When such power relations exist, what does Jesus demand of the powerful individual? Self-sacrifice and self-subordination. Rather than exercise the power to abort the fetus, Jesus challenges us to abjure that power. He asks us to make ourselves the servant of the weaker party, to reverse the natural and socially-constructed power relations that give us control and the fetus pure subordination. Abortion is unethical, in this Markan light, not because it is murder; the question need not arise. We conclude instead that abortion is a wrong decision because it is a failure of egalitarianism. It is an act of privileging the relatively powerful adult over the absolutely powerless fetus. It is a failure to follow his model of accepting the powerless and marginalized child into our family.

Let us turn now to the related but separate question of whether we ought to favor state action to make abortion illegal, difficult to obtain, or something similar. I think the same criteria apply; in interactions between the relatively powerful and the relatively marginal, Jesus would have the powerful surrender their control and influence to the outcast. But in this interaction between the state and a pregnant woman who, for whatever reason, has chosen to seek an abortion, who has the power and who is the subordinate?

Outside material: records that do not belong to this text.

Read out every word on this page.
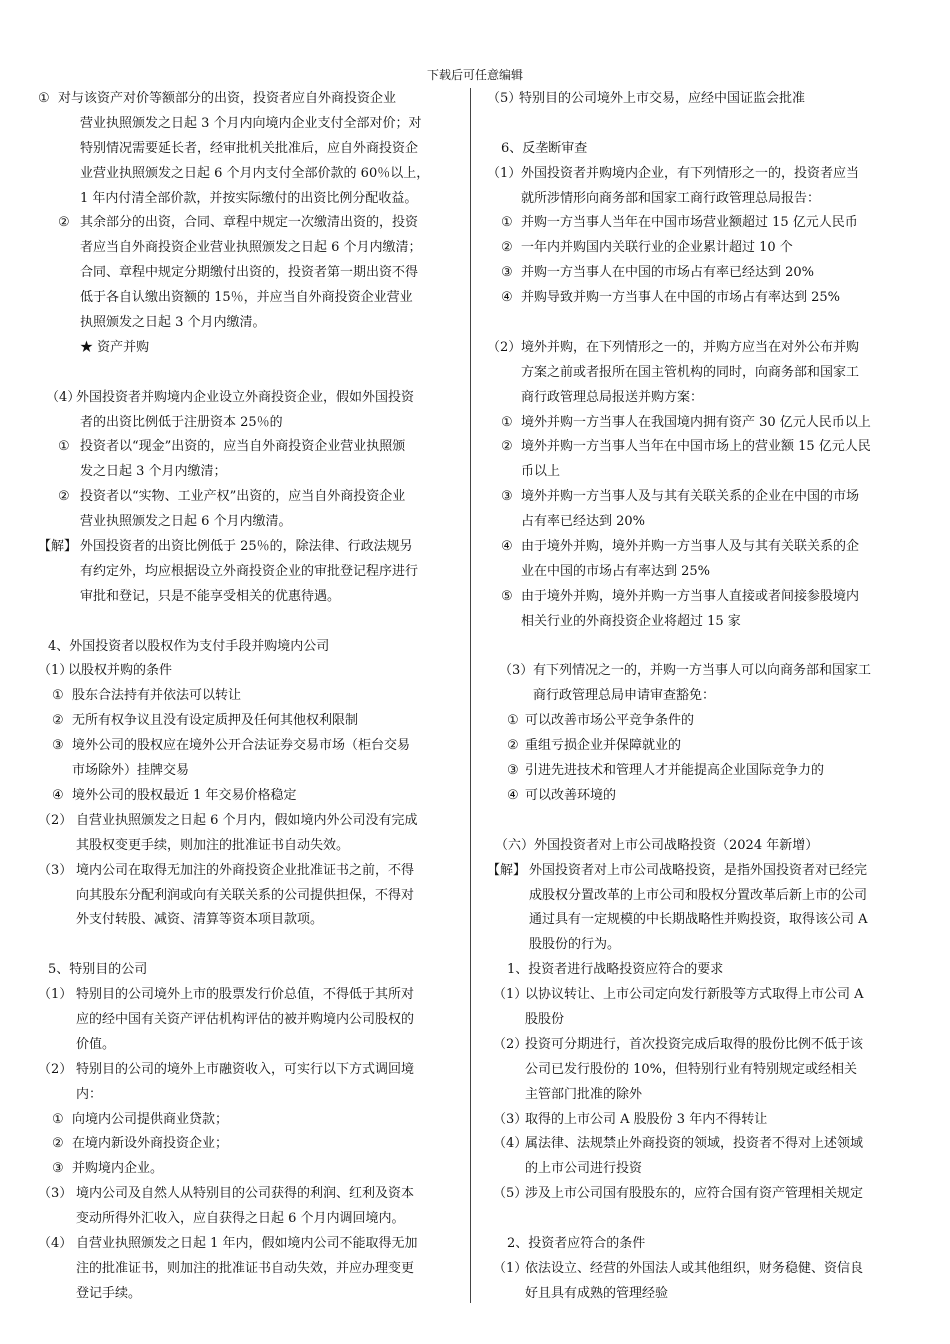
下载后可任意编辑
① 对与该资产对价等额部分的出资，投资者应自外商投资企业
营业执照颁发之日起 3 个月内向境内企业支付全部对价；对
特别情况需要延长者，经审批机关批准后，应自外商投资企
业营业执照颁发之日起 6 个月内支付全部价款的 60％以上，
1 年内付清全部价款，并按实际缴付的出资比例分配收益。
② 其余部分的出资，合同、章程中规定一次缴清出资的，投资
者应当自外商投资企业营业执照颁发之日起 6 个月内缴清；
合同、章程中规定分期缴付出资的，投资者第一期出资不得
低于各自认缴出资额的 15％，并应当自外商投资企业营业
执照颁发之日起 3 个月内缴清。
★ 资产并购
（4）
外国投资者并购境内企业设立外商投资企业，假如外国投资
者的出资比例低于注册资本 25％的
① 投资者以“现金”出资的，应当自外商投资企业营业执照颁
发之日起 3 个月内缴清；
② 投资者以“实物、工业产权”出资的，应当自外商投资企业
营业执照颁发之日起 6 个月内缴清。
【解】 外国投资者的出资比例低于 25％的，除法律、行政法规另
有约定外，均应根据设立外商投资企业的审批登记程序进行
审批和登记，只是不能享受相关的优惠待遇。
4、外国投资者以股权作为支付手段并购境内公司
（1）
以股权并购的条件
① 股东合法持有并依法可以转让
② 无所有权争议且没有设定质押及任何其他权利限制
③ 境外公司的股权应在境外公开合法证券交易市场（柜台交易
市场除外）挂牌交易
④ 境外公司的股权最近 1 年交易价格稳定
（2） 自营业执照颁发之日起 6 个月内，假如境内外公司没有完成
其股权变更手续，则加注的批准证书自动失效。
（3） 境内公司在取得无加注的外商投资企业批准证书之前，不得
向其股东分配利润或向有关联关系的公司提供担保，不得对
外支付转股、减资、清算等资本项目款项。
5、特别目的公司
（1） 特别目的公司境外上市的股票发行价总值，不得低于其所对
应的经中国有关资产评估机构评估的被并购境内公司股权的
价值。
（2） 特别目的公司的境外上市融资收入，可实行以下方式调回境
内：
① 向境内公司提供商业贷款；
② 在境内新设外商投资企业；
③ 并购境内企业。
（3） 境内公司及自然人从特别目的公司获得的利润、红利及资本
变动所得外汇收入，应自获得之日起 6 个月内调回境内。
（4） 自营业执照颁发之日起 1 年内，假如境内公司不能取得无加
注的批准证书，则加注的批准证书自动失效，并应办理变更
登记手续。
（5）
特别目的公司境外上市交易，应经中国证监会批准
6、反垄断审查
（1） 外国投资者并购境内企业，有下列情形之一的，投资者应当
就所涉情形向商务部和国家工商行政管理总局报告：
① 并购一方当事人当年在中国市场营业额超过 15 亿元人民币
② 一年内并购国内关联行业的企业累计超过 10 个
③ 并购一方当事人在中国的市场占有率已经达到 20%
④ 并购导致并购一方当事人在中国的市场占有率达到 25%
（2） 境外并购，在下列情形之一的，并购方应当在对外公布并购
方案之前或者报所在国主管机构的同时，向商务部和国家工
商行政管理总局报送并购方案：
① 境外并购一方当事人在我国境内拥有资产 30 亿元人民币以上
② 境外并购一方当事人当年在中国市场上的营业额 15 亿元人民
币以上
③ 境外并购一方当事人及与其有关联关系的企业在中国的市场
占有率已经达到 20%
④ 由于境外并购，境外并购一方当事人及与其有关联关系的企
业在中国的市场占有率达到 25%
⑤ 由于境外并购，境外并购一方当事人直接或者间接参股境内
相关行业的外商投资企业将超过 15 家
（3） 有下列情况之一的，并购一方当事人可以向商务部和国家工
商行政管理总局申请审查豁免：
① 可以改善市场公平竞争条件的
② 重组亏损企业并保障就业的
③ 引进先进技术和管理人才并能提高企业国际竞争力的
④ 可以改善环境的
（六）外国投资者对上市公司战略投资（2024 年新增）
【解】 外国投资者对上市公司战略投资，是指外国投资者对已经完
成股权分置改革的上市公司和股权分置改革后新上市的公司
通过具有一定规模的中长期战略性并购投资，取得该公司 A
股股份的行为。
1、投资者进行战略投资应符合的要求
（1）
以协议转让、上市公司定向发行新股等方式取得上市公司 A
股股份
（2）
投资可分期进行，首次投资完成后取得的股份比例不低于该
公司已发行股份的 10%，但特别行业有特别规定或经相关
主管部门批准的除外
（3）
取得的上市公司 A 股股份 3 年内不得转让
（4）
属法律、法规禁止外商投资的领域，投资者不得对上述领域
的上市公司进行投资
（5）
涉及上市公司国有股股东的，应符合国有资产管理相关规定
2、投资者应符合的条件
（1）
依法设立、经营的外国法人或其他组织，财务稳健、资信良
好且具有成熟的管理经验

Even in a democracy, an individual woman clearly has less power than the government. Indeed, any individual always has less power than the government. The deciding factor here, in applying the ethics Jesus taught us, is to determine whether the exercise of government power over women's decisions about abortion reinforces established hierarchies and tends to perpetuate the subordination of a traditionally subordinated group. Does this act reinforce and reinscribe the sins and power of earlier generations?

I think it does. Women in our society and many others have long been subordinated to men in large part through collective social control of their sexuality. The patterns are numerous and well known. They persist with us even up to the present. When two teenagers conceive a child, which of the two of them generally receives the majority of the social punishment, including shame, lost economic potential, and loss of peer-group support? America, along with many other countries, long had an ethic in which it was considered shameful for a woman to have lost her virginity before marriage, but the same rules have not always applied for men -- and almost never to the same extent. If abortions are made illegal, will this not constitute yet another instance of society subordinating women by stigmatizing and controlling their reproduction?